米国・WWEのリングで猛威を振るってきた最強ユニット「ザ・ビジョン」で突如、衝撃の内紛が起きた。

 4月の祭典「レッスルマニア41」でセス・ロリンズは代理人ポール・ヘイマンを寝返らせて、ローマン・レインズ、CMパンクとの三つどもえの頂上決戦を制圧。祭典明けのロウでは、ブロン・ブレイカーとブロンソン・リードの怪物2人を仲間に加え、強力ユニットを結成。策士ロリンズは脚の負傷を偽り、8月の「サマースラム」でMITBの権利を行使し、宿敵パンクから世界ヘビー王座を強奪した。

 ブレイカー&リードも名タッグのウーソズ(ジミー&ジェイ)を下すなど強烈な存在感を発揮。8月末のPLEでは、ロリンズの妻で女子インターコンチネンタル王者ベッキー・リンチまで夫を助けて「ビジョン」入り。今月11日の「クラウン・ジュエル」ではロリンズが統一WWE王者コーディ・ローデスを破って、クラウン・ジュエル王座を獲得。リードも元統一王者のレインズから〝金星〟を挙げ、ユニバース(ファン)を驚かせた。

 13日に「ABEMA」にて生中継されたロウ(オーストラリア・パース)では、オープニングでロリンズがビジョンのメンバーを引き連れて大演説。

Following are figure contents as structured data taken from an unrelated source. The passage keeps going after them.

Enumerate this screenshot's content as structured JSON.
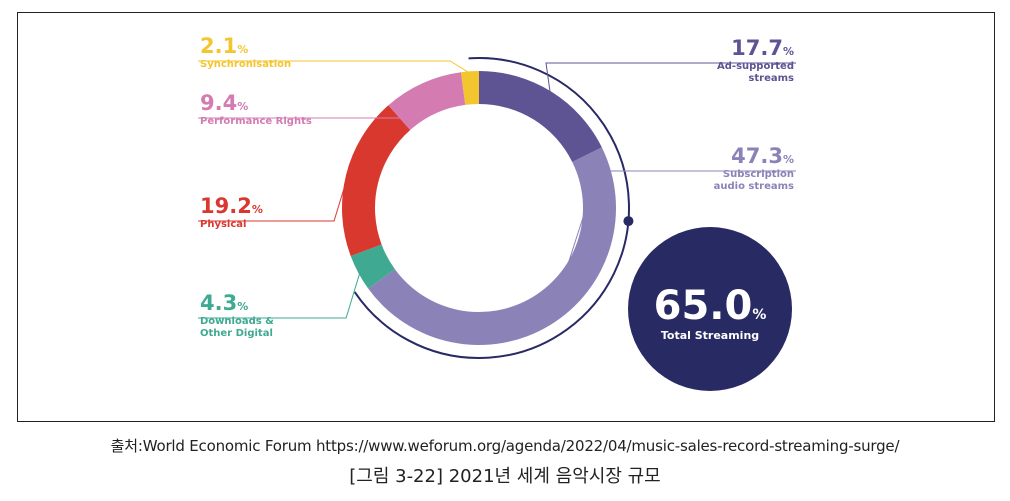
{
  "chart_data": {
    "type": "pie",
    "style": "donut",
    "title": "",
    "slices": [
      {
        "name": "Ad-supported streams",
        "value": 17.7,
        "color": "#5e5494",
        "label_lines": [
          "Ad-supported",
          "streams"
        ]
      },
      {
        "name": "Subscription audio streams",
        "value": 47.3,
        "color": "#8b83b8",
        "label_lines": [
          "Subscription",
          "audio streams"
        ]
      },
      {
        "name": "Downloads & Other Digital",
        "value": 4.3,
        "color": "#3fa992",
        "label_lines": [
          "Downloads &",
          "Other Digital"
        ]
      },
      {
        "name": "Physical",
        "value": 19.2,
        "color": "#d9382f",
        "label_lines": [
          "Physical"
        ]
      },
      {
        "name": "Performance Rights",
        "value": 9.4,
        "color": "#d47cb2",
        "label_lines": [
          "Performance Rights"
        ]
      },
      {
        "name": "Synchronisation",
        "value": 2.1,
        "color": "#f3c630",
        "label_lines": [
          "Synchronisation"
        ]
      }
    ],
    "slice_labels": [
      {
        "value_text": "17.7",
        "pct": "%",
        "lines": [
          "Ad-supported",
          "streams"
        ]
      },
      {
        "value_text": "47.3",
        "pct": "%",
        "lines": [
          "Subscription",
          "audio streams"
        ]
      },
      {
        "value_text": "4.3",
        "pct": "%",
        "lines": [
          "Downloads &",
          "Other Digital"
        ]
      },
      {
        "value_text": "19.2",
        "pct": "%",
        "lines": [
          "Physical"
        ]
      },
      {
        "value_text": "9.4",
        "pct": "%",
        "lines": [
          "Performance Rights"
        ]
      },
      {
        "value_text": "2.1",
        "pct": "%",
        "lines": [
          "Synchronisation"
        ]
      }
    ],
    "total": {
      "value": 65.0,
      "value_text": "65.0",
      "pct": "%",
      "label": "Total Streaming",
      "color": "#282a64"
    }
  },
  "source": "출처:World Economic Forum https://www.weforum.org/agenda/2022/04/music-sales-record-streaming-surge/",
  "caption": "[그림 3-22] 2021년 세계 음악시장 규모"
}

WWEマット制圧を高らかに宣言すると、メインの世界ヘビー級王座挑戦者決定戦で勝利したパンクを、ビジョンで襲ってKOした。ロリンズはベルトを掲げ、ロウが終了と思いきや…何とブレイカーがリーダーのロリンズに突進してスピアー葬だ。

 世界王者は裏切りの一発で動けなくなり、リードもヘイマンも驚きの表情。反旗を翻したWWE殿堂者リック・スタイナーの息子は、相棒リードに「俺と一緒に来るか? どうだ?」と話しかけた。これに呼応した巨漢は必殺のダイビングボディープレスで圧殺。さらにブレイカーは世界王座のベルトを手にするとブロック・レスナー、パンク、レインズら数々のスター選手を支えてきた名マネジャーにも選択を迫る。
 
 ついにはヘイマンも、ブレイカーとリードの手を上げてロリンズを見下ろした。ロリンズは自らつくったユニットから追放されてしまったのだ。〝謀反〟を起こしたブレイカーは、自身のインスタグラムでリードとの2ショット画像とともに「〝ザ・ビジョン〟がこれほど明確になったことはない」と投稿。ロリンズとはたもとを分かったことを明言した。

 ロリンズ、ブレイカー、リードの3人は、日本大会「WWEスーパーショージャパン」(17、18日、東京・両国国技館)への出場が予定されているが、果たしてどうなるのか?